People with Attention Deficit Hyperactivity Disorder Learn how the condition can affect all aspects of their lives – from how well they do in school to their relationships. But many people with ADHD may not be aware of the extent to which the condition affects their eating habits. And if these bad eating habits are left unchecked, it could eventually affect their mental and physical health.
Some of the most common problems are “hyperfixation” and binge eating. Over fixation is an intense focus on certain activities or interests, but it can include eating habits as well. This means that some people may only eat a certain food or meal for a while before they get tired of it and switch to a different food or meal.
Studies have also shown an association between ADHD and certain eating disorders, with binge eating disorders being the most common. Binge eating disorder occurs when people consume large amounts of foods over a short period of time, even when they are not hungry. It is estimated that approximately one-third of people in the United States who have binge eating disorders also have ADHD.
Some experts believe that people with ADHD may overeat to meet their need for stimulation. Overeating may also occur because ADHD makes it difficult for people to self-control and self-regulate, which means they may be more likely to overeat if they feel sad or angry, and may not find it easy to tell when they are are full.
Some evidence suggests that overeating in people with ADHD may be attributed to an increased neural reward response to food rather than an impulsivity. This occurs when the brain is exposed to a stimulus that rewards and responds by releasing an increased amount of dopamine, a brain chemical associated with reward and pleasure. However, impulsivity (another symptom of ADHD) may also lead to overeating – especially unhealthy foods.
Some ADHD medications can also suppress appetite during the day. But as the effects of the drug wear off in the evening, the appetite increases, which can lead to overeating.
Sensory issues may also explain why some people with ADHD tend to eat or avoid certain foods. Certain textures or scents may overload their sensory organs, making it difficult for people with ADHD to eat them—leading to avoiding those foods or food groups altogether.
There is also evidence that people with ADHD tend to gravitate toward junk foods, especially foods high in sugar. This may be because foods rich in sugar stimulate the release of dopamine.
People with ADHD have low levels of dopamine. As such, they may be more “wired” to search for dopamine. Since eating simple carbohydrates (such as foods high in sugar) triggers a dopamine rush in the brain, this may be why people with ADHD tend to focus excessively or overeat these foods.
Nutrition and ADHD
Not following a varied diet or eating only foods that may be high in sugar can lead to a range of health problems, from vitamin deficiencies to obesity. High-sugar diets can also affect energy levels and mood.

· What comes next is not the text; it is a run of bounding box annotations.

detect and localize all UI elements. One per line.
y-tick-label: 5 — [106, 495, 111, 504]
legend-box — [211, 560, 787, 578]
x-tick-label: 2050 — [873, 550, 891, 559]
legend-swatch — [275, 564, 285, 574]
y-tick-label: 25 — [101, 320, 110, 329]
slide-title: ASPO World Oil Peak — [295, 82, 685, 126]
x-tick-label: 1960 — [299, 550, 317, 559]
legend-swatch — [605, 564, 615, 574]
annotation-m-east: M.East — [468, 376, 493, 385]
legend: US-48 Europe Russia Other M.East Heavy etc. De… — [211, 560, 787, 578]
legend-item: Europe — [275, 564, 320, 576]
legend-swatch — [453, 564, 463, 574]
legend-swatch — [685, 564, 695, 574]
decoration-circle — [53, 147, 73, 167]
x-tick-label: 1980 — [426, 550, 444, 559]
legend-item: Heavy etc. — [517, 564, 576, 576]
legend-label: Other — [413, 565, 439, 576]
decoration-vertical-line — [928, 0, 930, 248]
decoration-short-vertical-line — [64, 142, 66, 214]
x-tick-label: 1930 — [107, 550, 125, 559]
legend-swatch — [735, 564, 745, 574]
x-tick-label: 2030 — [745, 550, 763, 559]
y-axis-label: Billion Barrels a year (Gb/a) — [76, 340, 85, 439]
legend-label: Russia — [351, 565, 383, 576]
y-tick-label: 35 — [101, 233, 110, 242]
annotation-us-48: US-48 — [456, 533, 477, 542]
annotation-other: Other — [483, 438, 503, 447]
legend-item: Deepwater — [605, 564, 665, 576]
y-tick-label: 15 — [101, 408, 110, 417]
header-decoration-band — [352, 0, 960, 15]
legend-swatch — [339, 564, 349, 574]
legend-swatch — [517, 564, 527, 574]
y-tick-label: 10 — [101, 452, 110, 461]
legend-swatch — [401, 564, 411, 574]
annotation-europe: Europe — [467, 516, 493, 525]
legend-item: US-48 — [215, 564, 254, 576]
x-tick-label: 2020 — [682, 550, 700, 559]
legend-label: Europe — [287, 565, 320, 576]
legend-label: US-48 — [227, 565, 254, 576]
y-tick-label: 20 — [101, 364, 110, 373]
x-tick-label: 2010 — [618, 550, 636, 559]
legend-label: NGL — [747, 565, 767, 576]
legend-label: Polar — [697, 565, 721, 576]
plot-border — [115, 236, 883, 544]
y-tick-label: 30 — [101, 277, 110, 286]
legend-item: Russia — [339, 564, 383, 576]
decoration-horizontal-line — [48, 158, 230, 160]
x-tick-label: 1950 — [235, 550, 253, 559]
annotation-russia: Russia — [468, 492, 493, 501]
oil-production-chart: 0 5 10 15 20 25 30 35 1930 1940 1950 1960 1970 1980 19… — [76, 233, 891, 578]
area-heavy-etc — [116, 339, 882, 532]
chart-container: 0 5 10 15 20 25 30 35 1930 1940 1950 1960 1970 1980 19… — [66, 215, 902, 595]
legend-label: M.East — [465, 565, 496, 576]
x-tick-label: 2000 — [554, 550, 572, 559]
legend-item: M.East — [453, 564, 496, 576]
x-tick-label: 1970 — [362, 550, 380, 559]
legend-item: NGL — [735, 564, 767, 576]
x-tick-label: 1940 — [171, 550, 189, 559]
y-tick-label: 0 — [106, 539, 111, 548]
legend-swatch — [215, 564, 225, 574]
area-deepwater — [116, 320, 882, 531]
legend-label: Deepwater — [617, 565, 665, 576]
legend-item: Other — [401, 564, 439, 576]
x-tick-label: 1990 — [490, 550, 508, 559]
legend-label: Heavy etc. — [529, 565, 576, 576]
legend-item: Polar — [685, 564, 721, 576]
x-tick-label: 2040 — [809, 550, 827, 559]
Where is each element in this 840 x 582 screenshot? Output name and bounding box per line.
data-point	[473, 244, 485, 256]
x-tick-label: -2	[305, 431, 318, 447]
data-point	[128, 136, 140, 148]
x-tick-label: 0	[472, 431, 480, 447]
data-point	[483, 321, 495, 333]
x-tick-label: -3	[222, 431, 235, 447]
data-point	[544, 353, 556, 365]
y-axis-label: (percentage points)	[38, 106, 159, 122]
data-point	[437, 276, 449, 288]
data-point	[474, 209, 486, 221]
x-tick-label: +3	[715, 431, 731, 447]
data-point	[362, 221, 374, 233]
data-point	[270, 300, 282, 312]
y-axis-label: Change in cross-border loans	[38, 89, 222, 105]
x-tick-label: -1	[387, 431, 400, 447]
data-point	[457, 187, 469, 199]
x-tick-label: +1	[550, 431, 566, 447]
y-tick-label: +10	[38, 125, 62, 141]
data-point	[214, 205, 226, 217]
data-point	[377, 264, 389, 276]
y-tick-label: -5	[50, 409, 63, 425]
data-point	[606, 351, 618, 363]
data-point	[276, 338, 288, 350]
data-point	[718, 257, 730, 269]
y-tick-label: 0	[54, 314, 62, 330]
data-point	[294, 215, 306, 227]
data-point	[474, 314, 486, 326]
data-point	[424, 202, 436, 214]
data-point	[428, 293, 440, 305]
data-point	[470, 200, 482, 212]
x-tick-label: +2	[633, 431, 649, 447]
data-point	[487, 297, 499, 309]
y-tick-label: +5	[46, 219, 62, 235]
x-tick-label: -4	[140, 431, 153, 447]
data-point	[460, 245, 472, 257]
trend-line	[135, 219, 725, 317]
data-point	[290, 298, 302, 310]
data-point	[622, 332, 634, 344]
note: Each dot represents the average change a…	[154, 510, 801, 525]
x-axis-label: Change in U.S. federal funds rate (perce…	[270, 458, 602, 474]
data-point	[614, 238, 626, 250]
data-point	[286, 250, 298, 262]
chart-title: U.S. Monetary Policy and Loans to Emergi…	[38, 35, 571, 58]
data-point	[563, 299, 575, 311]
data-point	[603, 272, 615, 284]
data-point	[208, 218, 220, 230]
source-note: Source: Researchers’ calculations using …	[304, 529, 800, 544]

Some preliminary research suggests that certain foods, for example, highly processed additives and preservatives, may also alter behavior and cognitive development.
Several studies have shown that nutritional deficiencies can affect behavior and cognitive function in people with ADHD. Vitamin D and magnesium, in particular, are important, as research has shown that they may improve attention and reduce hyperactivity to some extent. Vitamin D can also affect the way dopamine is made in the brain.
But although ADHD can make it difficult to keep track of your eating habits, if you have ADHD, there are things you can do to improve the situation. Here are some of them:
Shop and plan meals for the week ahead. Meal planning makes it easy to decide what and when to eat and may help you avoid buying or overeating unhealthy processed foods.
3. Eat small but nutritious meals throughout the day
If planned, it can help you avoid filling up on unhealthy snacks — and it may even help you avoid overindulging in the evening if you’re someone who forgets to eat all day. A balance of protein and complex carbs (like chicken, beans or whole grains) will help you get enough of the right nutrients and vitamins, but will also help you feel fuller for longer and give you energy.
2. Create a healthy food environment at home –
This may include not buying high-calorie snacks or replacing them with nutritious ones – such as fruits or vegetables, which may help improve your attention.
1. Supplement some vitamins and minerals
People with ADHD are more likely to be deficient in certain micronutrients, including omega-3s, magnesium, and zinc. These nutrients are important to ensure your brain, body, and immune system are working at their best.
While it may not always be easy to modify your diet, working with a dietitian or psychologist, getting help from a loved one, or even using a daily meal planner can be helpful in helping you move forward on the right track. Even making a few small changes to your daily eating habits can have a big impact on your long-term health.